Chronique : Monster Friends 1

Pokemon of the dead

Première œuvre de son auteur, Yoshihiko Inui, à paraitre en France, Monster Friends est une courte série en 3 volumes qui se présente comme étant un « Pokemon version gore » et qui nous est proposée par les éditions Komikku. Ce premier volume nous propose d’entrer immédiatement dans le vif du sujet, ce qui est appréciable pour une œuvre aussi courte.

 

Et si on devenait amis ?

Wataru Narimiya, élève de CM2, est un élève discret qui ne sait pas s’imposer. Il peut accepter, par exemple, de faire les corvées seul pendant que ses camarades partent jouer à la console de jeux… Sa vie bascule le jour où, après avoir entendu plusieurs fois une voix dans sa tête, il tombe sur une bête étrange qui semble lui demander d’être son ami.


© Yoshihiko Inui 2014 / Futabasha Publishers Ltd.


Wataru ramène alors cet étrange animal à la bouche cousue chez lui, où il se rend compte que sa mère est dans l’incapacité de le voir. Après avoir été sauvé d’un accident de voiture par son nouvel ami, Wataru se retrouve rapidement confronté à une camarade de classe, Airi Shinozaki, possédant elle aussi ce qu’elle appelle un « buddy ». Mais elle ne semble pas la seule et les autres possesseurs de buddies semblent nettement moins amicaux…

 

Ça va vite !

Le moins que l’on puisse dire, c’est que Yoshihiko Inui ne traine pas ! Dès le premier chapitre (sur les 7 que compte ce volume), ça découpe sévère ! Nos élèves de CM2, qui ont donc une dizaine d’années, se retrouvent très rapidement à se livrer une véritable lutte à mort par buddies interposés. Les corps découpés, les cadavres et le sang parsèment les pages de ce premier volume qui justifie donc pleinement sa présentation de titre gore, comme cette double page qui précède la fin du premier chapitre. Pas de round d’observation donc et même si on ne sait pas encore tout des buddies, de la « symbiose » et des possibilités d’évolution évoquées, suffisamment d’informations sont distillées tout le long de ce premier tiers de série pour assouvir notre curiosité. C’est rondement mené, sans temps mort, et c’est dans l’ensemble plutôt efficace même si pas totalement exempt de défauts.

 

Trop vite ?

Si Yoshihiko Inui va vite, cela en est du coup de même pour ses héros. Et c’est peut-être le plus gros point faible du titre. En effet, n’oublions pas qu’il est question d’enfants d’une dizaine d’années qui « s’amusent » (pour certains, les guillemets ne sont pas nécessaires d’ailleurs) à s’entretuer. Et si notre héros Wataru est très marqué par les premiers morts qu’il voit, cela lui passe très vite.
 

© Yoshihiko Inui 2014 / Futabasha Publishers Ltd.

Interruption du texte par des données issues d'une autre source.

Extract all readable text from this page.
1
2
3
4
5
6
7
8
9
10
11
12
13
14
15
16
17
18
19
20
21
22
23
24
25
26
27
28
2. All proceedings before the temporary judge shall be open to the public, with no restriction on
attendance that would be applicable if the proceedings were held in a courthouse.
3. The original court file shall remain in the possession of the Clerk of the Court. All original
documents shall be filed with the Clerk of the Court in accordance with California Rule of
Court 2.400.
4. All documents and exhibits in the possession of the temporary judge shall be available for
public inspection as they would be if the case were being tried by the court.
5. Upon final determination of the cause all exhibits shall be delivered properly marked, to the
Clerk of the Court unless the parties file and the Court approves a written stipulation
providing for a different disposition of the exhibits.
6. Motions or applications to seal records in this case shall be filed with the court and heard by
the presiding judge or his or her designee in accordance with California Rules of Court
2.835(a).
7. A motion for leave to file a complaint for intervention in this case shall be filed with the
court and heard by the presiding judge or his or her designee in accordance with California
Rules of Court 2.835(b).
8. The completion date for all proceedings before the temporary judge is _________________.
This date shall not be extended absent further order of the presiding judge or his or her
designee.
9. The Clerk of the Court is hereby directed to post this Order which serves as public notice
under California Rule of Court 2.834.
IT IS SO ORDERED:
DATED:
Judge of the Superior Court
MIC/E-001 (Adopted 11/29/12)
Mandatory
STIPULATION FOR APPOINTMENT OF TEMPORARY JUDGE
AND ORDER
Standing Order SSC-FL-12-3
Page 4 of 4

Alors, certes, Inui trouve une parade qui pourrait être plausible (et qui le sera peut-être encore plus par la suite), mais il est vrai que tout cela semble tout de même aller trop vite. L’autre point gênant de ce tome se situe, paradoxalement, dans la preview du prochain, avec le retour d’un personnage que l’on pensait avoir disparu… Un mystère qui demandera des explications crédibles !

 

Pokestanthériums

Sous ce néologisme barbare inventé par mes soins se cache un petit peu l’essence même des êtres au centre de notre histoire : les buddies (amis en anglais). Un peu de Pokemon pour le côté « mon monstre à moi, attaque ! », un côté Stand à la Jojo’s Bizarre Adventure (via l’idée qu’un buddy ne peut être vu que par d’autres possesseurs par exemple) et le lien fort qui unit le maître et son buddy (la symbiose et les évolutions) qui rappelle un peu les liens entre les héritiers de Falcon et leur métathériums (référence à Full ahead ! Coco), voilà en gros les caractéristiques de ces buddies. S’ils possèdent encore pas mal de mystères, les buddies sont bien évidemment la bonne trouvaille de la série et les caractéristiques de ceux rencontrés jusqu’à présent ont toutes leur petite originalité, avec des points forts et des points faibles.

Graphiquement, Yoshihiko Inui possède un style très intéressant qui s’adapte à la fois aux visages enfantins de nos héros, au côté mignon de certains buddies comme aux scènes macabres et violentes, avec une atmosphère parfaitement rendue et qui colle à l’ambiance voulue.